New rules for snowy grouper, a deep-water species caught by long-line fisherman off the NC coast go into effect on October 23rd. These are powerful rules, so puissant that they have apparently reached back in time and idled a fishery before they even go into effect.
A line of fishing boats stood empty one recent sunny morning at the dock of one of Hatteras Village’s last fish houses, each vessel swaying gently on the swells of the Pamlico Sound, moored for want of work.
No one can say what will happen to the boats.
Not when life-altering federal rules changes can alter the very fabric of space and time, obviously. But enough of the lazy journalism.
The new rules would affect a subset of fishermen throughout North Carolina, including those who hunt for vermillion snapper and black sea bass. But perhaps no group will be hit as hard as the snowy grouper fishermen who make their living out of Hatteras.
Gray and the other fishermen usually go out overnight, dropping baited lines 600 feet into the Atlantic. When he pulls fish from such depths, they’re usually dead, their gills blown out by the sudden pressure change. Up come snowy grouper, a delicate whitefish worth up to $3.50 a pound. Up come amberjack and tilefish – less valuable, but saleable.
Oden caught 1,000 pounds on a recent day. The next day, he couldn’t catch a bite.

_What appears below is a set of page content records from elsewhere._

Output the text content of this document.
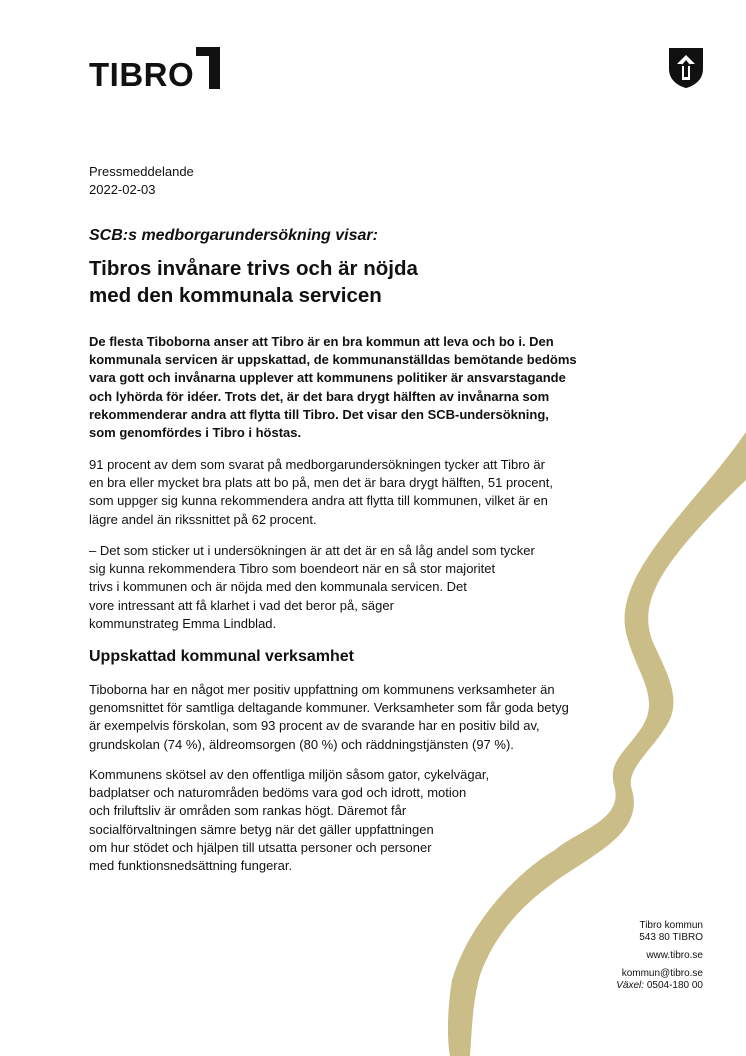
TIBRO
Pressmeddelande
2022-02-03
SCB:s medborgarundersökning visar:
Tibros invånare trivs och är nöjda
med den kommunala servicen

De flesta Tiboborna anser att Tibro är en bra kommun att leva och bo i. Den
kommunala servicen är uppskattad, de kommunanställdas bemötande bedöms
vara gott och invånarna upplever att kommunens politiker är ansvarstagande
och lyhörda för idéer. Trots det, är det bara drygt hälften av invånarna som
rekommenderar andra att flytta till Tibro. Det visar den SCB-undersökning,
som genomfördes i Tibro i höstas.

91 procent av dem som svarat på medborgarundersökningen tycker att Tibro är
en bra eller mycket bra plats att bo på, men det är bara drygt hälften, 51 procent,
som uppger sig kunna rekommendera andra att flytta till kommunen, vilket är en
lägre andel än rikssnittet på 62 procent.

– Det som sticker ut i undersökningen är att det är en så låg andel som tycker
sig kunna rekommendera Tibro som boendeort när en så stor majoritet
trivs i kommunen och är nöjda med den kommunala servicen. Det
vore intressant att få klarhet i vad det beror på, säger
kommunstrateg Emma Lindblad.

Uppskattad kommunal verksamhet

Tiboborna har en något mer positiv uppfattning om kommunens verksamheter än
genomsnittet för samtliga deltagande kommuner. Verksamheter som får goda betyg
är exempelvis förskolan, som 93 procent av de svarande har en positiv bild av,
grundskolan (74 %), äldreomsorgen (80 %) och räddningstjänsten (97 %).

Kommunens skötsel av den offentliga miljön såsom gator, cykelvägar,
badplatser och naturområden bedöms vara god och idrott, motion
och friluftsliv är områden som rankas högt. Däremot får
socialförvaltningen sämre betyg när det gäller uppfattningen
om hur stödet och hjälpen till utsatta personer och personer
med funktionsnedsättning fungerar.

Tibro kommun
543 80 TIBRO
www.tibro.se
kommun@tibro.se
Växel: 0504-180 00
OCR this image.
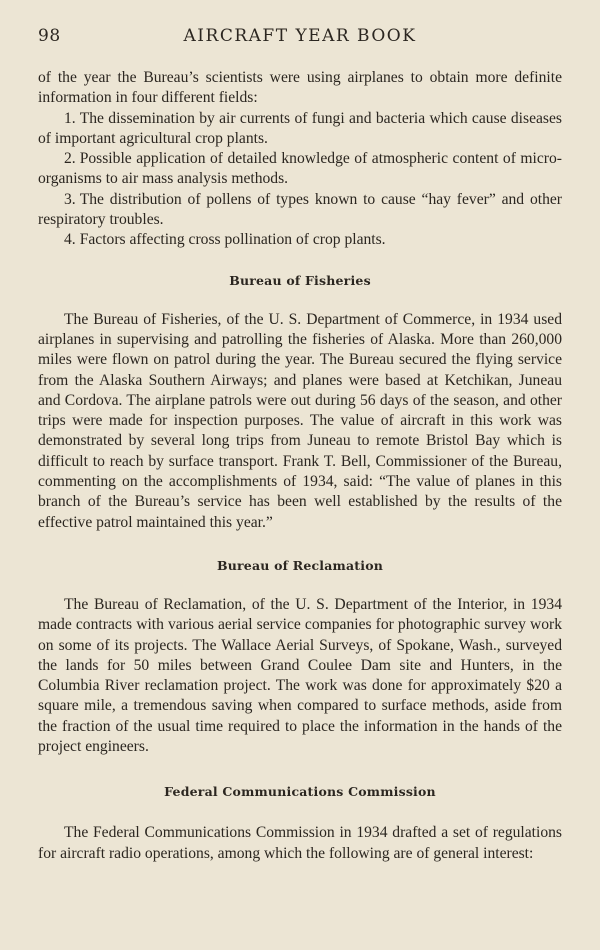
98	AIRCRAFT YEAR BOOK

of the year the Bureau’s scientists were using airplanes to obtain more definite information in four different fields:

1. The dissemination by air currents of fungi and bacteria which cause diseases of important agricultural crop plants.
2. Possible application of detailed knowledge of atmospheric content of micro-organisms to air mass analysis methods.
3. The distribution of pollens of types known to cause “hay fever” and other respiratory troubles.
4. Factors affecting cross pollination of crop plants.
Bureau of Fisheries

The Bureau of Fisheries, of the U. S. Department of Commerce, in 1934 used airplanes in supervising and patrolling the fisheries of Alaska. More than 260,000 miles were flown on patrol during the year. The Bureau secured the flying service from the Alaska Southern Airways; and planes were based at Ketchikan, Juneau and Cordova. The airplane patrols were out during 56 days of the season, and other trips were made for inspection purposes. The value of aircraft in this work was demonstrated by several long trips from Juneau to remote Bristol Bay which is difficult to reach by surface transport. Frank T. Bell, Commissioner of the Bureau, commenting on the accomplishments of 1934, said: “The value of planes in this branch of the Bureau’s service has been well established by the results of the effective patrol maintained this year.”

Bureau of Reclamation

The Bureau of Reclamation, of the U. S. Department of the Interior, in 1934 made contracts with various aerial service companies for photographic survey work on some of its projects. The Wallace Aerial Surveys, of Spokane, Wash., surveyed the lands for 50 miles between Grand Coulee Dam site and Hunters, in the Columbia River reclamation project. The work was done for approximately $20 a square mile, a tremendous saving when compared to surface methods, aside from the fraction of the usual time required to place the information in the hands of the project engineers.

Federal Communications Commission

The Federal Communications Commission in 1934 drafted a set of regulations for aircraft radio operations, among which the following are of general interest:
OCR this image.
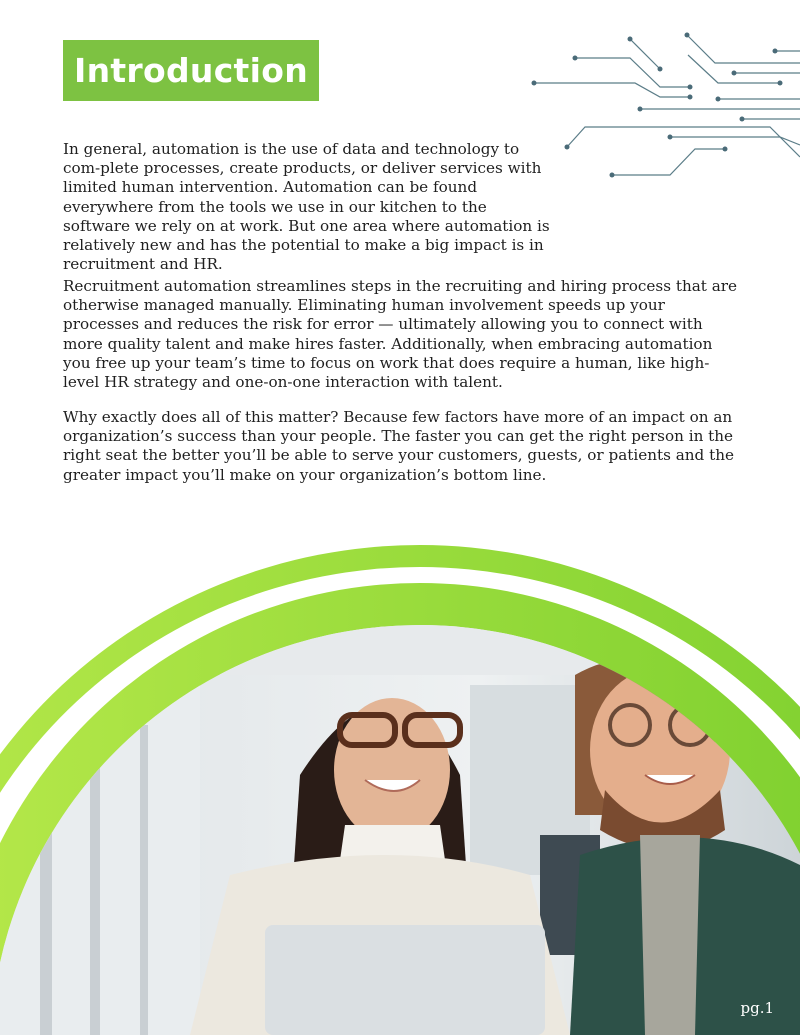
Introduction

In general, automation is the use of data and technology to com-plete processes, create products, or deliver services with limited human intervention. Automation can be found everywhere from the tools we use in our kitchen to the software we rely on at work. But one area where automation is relatively new and has the potential to make a big impact is in recruitment and HR.

Recruitment automation streamlines steps in the recruiting and hiring process that are otherwise managed manually. Eliminating human involvement speeds up your processes and reduces the risk for error — ultimately allowing you to connect with more quality talent and make hires faster. Additionally, when embracing automation you free up your team’s time to focus on work that does require a human, like high-level HR strategy and one-on-one interaction with talent.

Why exactly does all of this matter? Because few factors have more of an impact on an organization’s success than your people. The faster you can get the right person in the right seat the better you’ll be able to serve your customers, guests, or patients and the greater impact you’ll make on your organization’s bottom line.

pg.1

“I’m in agreement that snowy grouper needs help. No problem there,” Oden said. But he favors more lenient rules.
The rule – known as Amendment 13C – would eventually prohibit fishermen from catching more than 100 pounds of snowy grouper per trip. That could mean just three or four fish – down from a current trip limit of 2,500 pounds.
That’s a big reduction, but stocks of snowy grouper are considered overfished, as are many of the other species targeted by the rules change, so the change itself shouldn’t come as much of a shock, though the degree might be, and from a recreational fisherman’s perspective, the change might be seen as too little, too late, though there will always be debate about numbers.
Rhode said snowy grouper, an offshore reef fish, “are gone” and the fishery is almost non-existent. Snowy grouper are concentrated in deep water, as much as 600 feet, and commercial operators used “bandit” (heavy electric) reels to fish for them.
Rhode said because snowies are so difficult to fish for, he suspects data about their actual numbers may be shaky — there may be more snowy grouper than show up in commercial and recreational catches.
Sucks to be a commercial fisherman nowadays, but to be one requires facing the fact that federal regulations are going to err on the side of the fish stocks for the indefinite future. Not too would increase the chance that other fisheries would go the way of the cod fishery, and a slow decline in comemrcial fisherman is far better than throwing them all out of work at once.